Today I emailed my copyeditor the index of REST.

The main body of the book is now completely done, and it can go off to the presses. The version you can preorder is the version that my copyeditor now has.

A couple weeks ago I received the page proofs for the book. (This is why blogging all but stopped.) For those who haven’t been through the process, the page proofs are the next-to-last stage in the publishing process. The manuscript has been revised, it’s been laid out with the final margins, font, etc.; it LOOKS like a book, and reads differently.

Morning edits

At this point your job as an author is to make tiny changes, because the indexer is already reading the book, and it now costs time and money to make changes that materially affect the flow of the book. So if you delete a sentence, you need to write another sentence of the same length, or add a couple words and a paragraph break, or engage in some other kind of trickery to keep changes from flowing across pages.

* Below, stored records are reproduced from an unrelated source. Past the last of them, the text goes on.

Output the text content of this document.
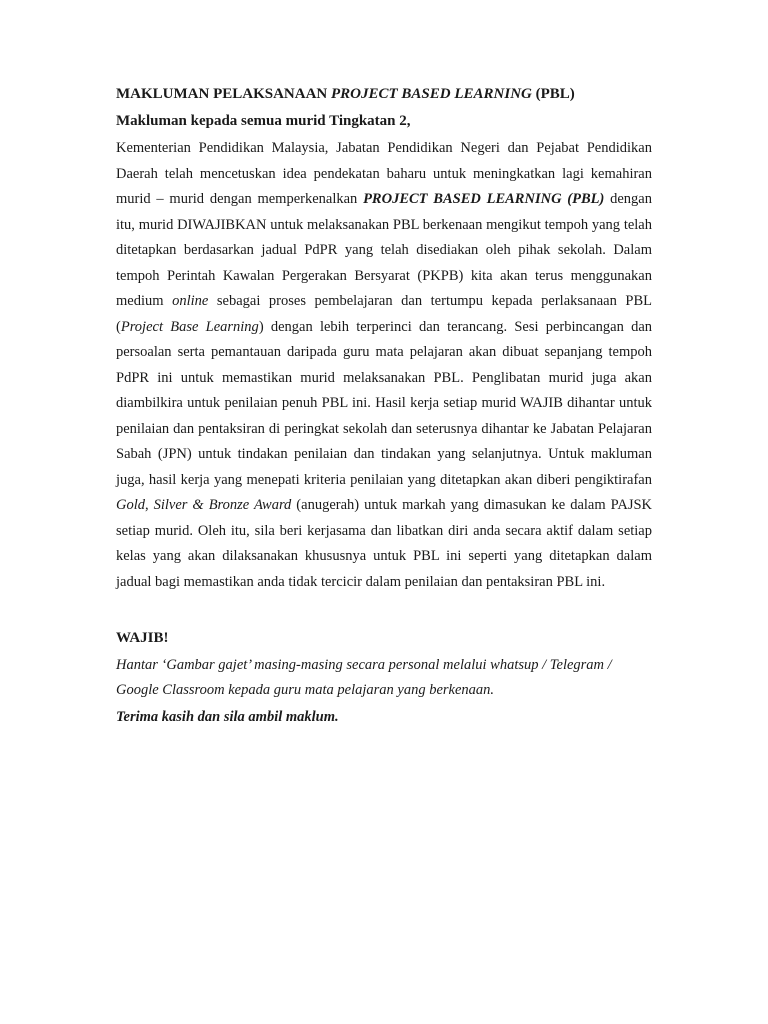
MAKLUMAN PELAKSANAAN PROJECT BASED LEARNING (PBL)
Makluman kepada semua murid Tingkatan 2,

Kementerian Pendidikan Malaysia, Jabatan Pendidikan Negeri dan Pejabat Pendidikan Daerah telah mencetuskan idea pendekatan baharu untuk meningkatkan lagi kemahiran murid – murid dengan memperkenalkan PROJECT BASED LEARNING (PBL) dengan itu, murid DIWAJIBKAN untuk melaksanakan PBL berkenaan mengikut tempoh yang telah ditetapkan berdasarkan jadual PdPR yang telah disediakan oleh pihak sekolah. Dalam tempoh Perintah Kawalan Pergerakan Bersyarat (PKPB) kita akan terus menggunakan medium online sebagai proses pembelajaran dan tertumpu kepada perlaksanaan PBL (Project Base Learning) dengan lebih terperinci dan terancang. Sesi perbincangan dan persoalan serta pemantauan daripada guru mata pelajaran akan dibuat sepanjang tempoh PdPR ini untuk memastikan murid melaksanakan PBL. Penglibatan murid juga akan diambilkira untuk penilaian penuh PBL ini. Hasil kerja setiap murid WAJIB dihantar untuk penilaian dan pentaksiran di peringkat sekolah dan seterusnya dihantar ke Jabatan Pelajaran Sabah (JPN) untuk tindakan penilaian dan tindakan yang selanjutnya. Untuk makluman juga, hasil kerja yang menepati kriteria penilaian yang ditetapkan akan diberi pengiktirafan Gold, Silver & Bronze Award (anugerah) untuk markah yang dimasukan ke dalam PAJSK setiap murid. Oleh itu, sila beri kerjasama dan libatkan diri anda secara aktif dalam setiap kelas yang akan dilaksanakan khususnya untuk PBL ini seperti yang ditetapkan dalam jadual bagi memastikan anda tidak tercicir dalam penilaian dan pentaksiran PBL ini.

WAJIB!

Hantar ‘Gambar gajet’ masing-masing secara personal melalui whatsup / Telegram / Google Classroom kepada guru mata pelajaran yang berkenaan.

Terima kasih dan sila ambil maklum.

However, if you’ve done your job and followed your editor’s instructions, at this point you might see the odd typo. More likely, you’ll see that you didn’t realize you’d used a word repeatedly: I found three uses of “overlooked” in three pages, for example, and I tend to start paragraphs with the words “So” and “In other words.” Very occasionally, you’ll see a way to say something better. I rewrote a couple sentences of the introduction that I think materially improve the book. But I had to be careful to cut other lines, and not create overflow problems.

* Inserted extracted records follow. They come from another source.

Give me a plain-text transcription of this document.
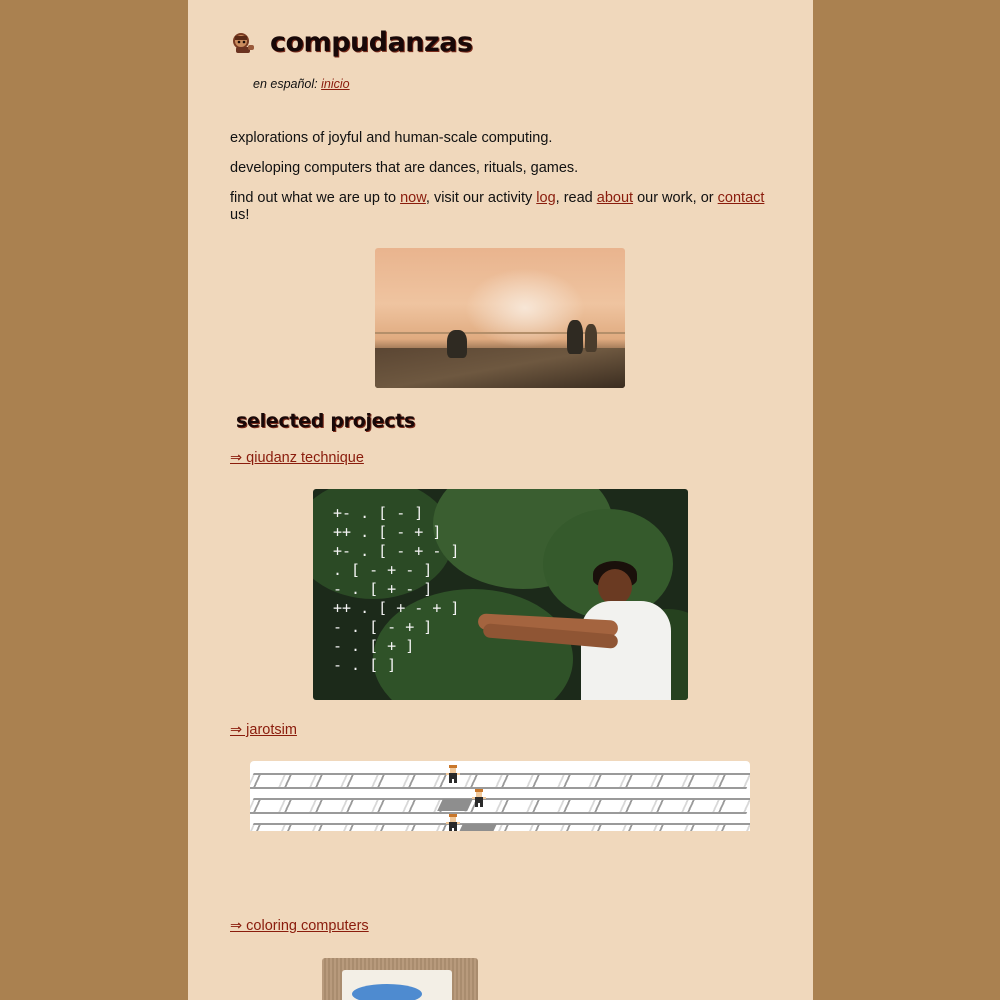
compudanzas
en español: inicio

explorations of joyful and human-scale computing.

developing computers that are dances, rituals, games.

find out what we are up to now, visit our activity log, read about our work, or contact us!

selected projects
⇒ qiudanz technique
+- . [ - ]
++ . [ - + ]
+- . [ - + - ]
. [ - + - ]
- . [ + - ]
++ . [ + - + ]
- . [ - + ]
- . [ + ]
- . [ ]
⇒ jarotsim
⇒ coloring computers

Sending back the page proofs!

After I finished the main text, I went through the bibliography, which was 50 pages long, and made some cuts, though there wasn’t actually THAT much fat to cut.

Finally, it was time to send it back. I went to my local copy store, and made a copy of the whole manuscript. This is a step that doesn’t change— I did this with my first book fifteen years ago, and with my dissertation twenty-five years ago!

Making a copy of the page proofs, just in case!

Finally, I was time to put it in the envelope, and send it back to the copyeditor.

Sending back the page proofs!

So now we’re into final assembly, and dealing more with the book as commodity than content. A couple weeks ago we asked some people to read it and give us blurbs, and those are now just starting to come in (the initial feedback is very good, but of course these are hand-picked people who are essentially being asked to say nice things, so take that with a grain of salt).

I’m beginning to have some contact from foreign publishers who’ve bought translations to REST: we’ve already sold German, Japanese, Dutch, Portuguese, Korean, and Chinese (and maybe Spanish?), and while I wasn’t very involved in the translations of DISTRACTION ADDICTION, I’d prefer to lend more help to the cause this time.

And then there are plans for long-lead magazine pieces, book excerpts, lists of journalists and producers to send promotional copies to, ebook ideas, and so on. Promoting and supporting a book is work. With my last book, I thought that books just kind of survive and thrive on their own, and my work was done. But a published book isn’t an adult, ready to leave the nest and make its own way; it’s a toddler, and still needs lots of help.

Plus I have the feeling that as good as this book is, there’s still plenty more to be said about the subject of deliberate rest, and how companies and schools and individuals can apply it. That’s not to say that the book is inadequate or incomplete; it is to say that the world is a big place, rest is a big subject, and no single book could do it justice.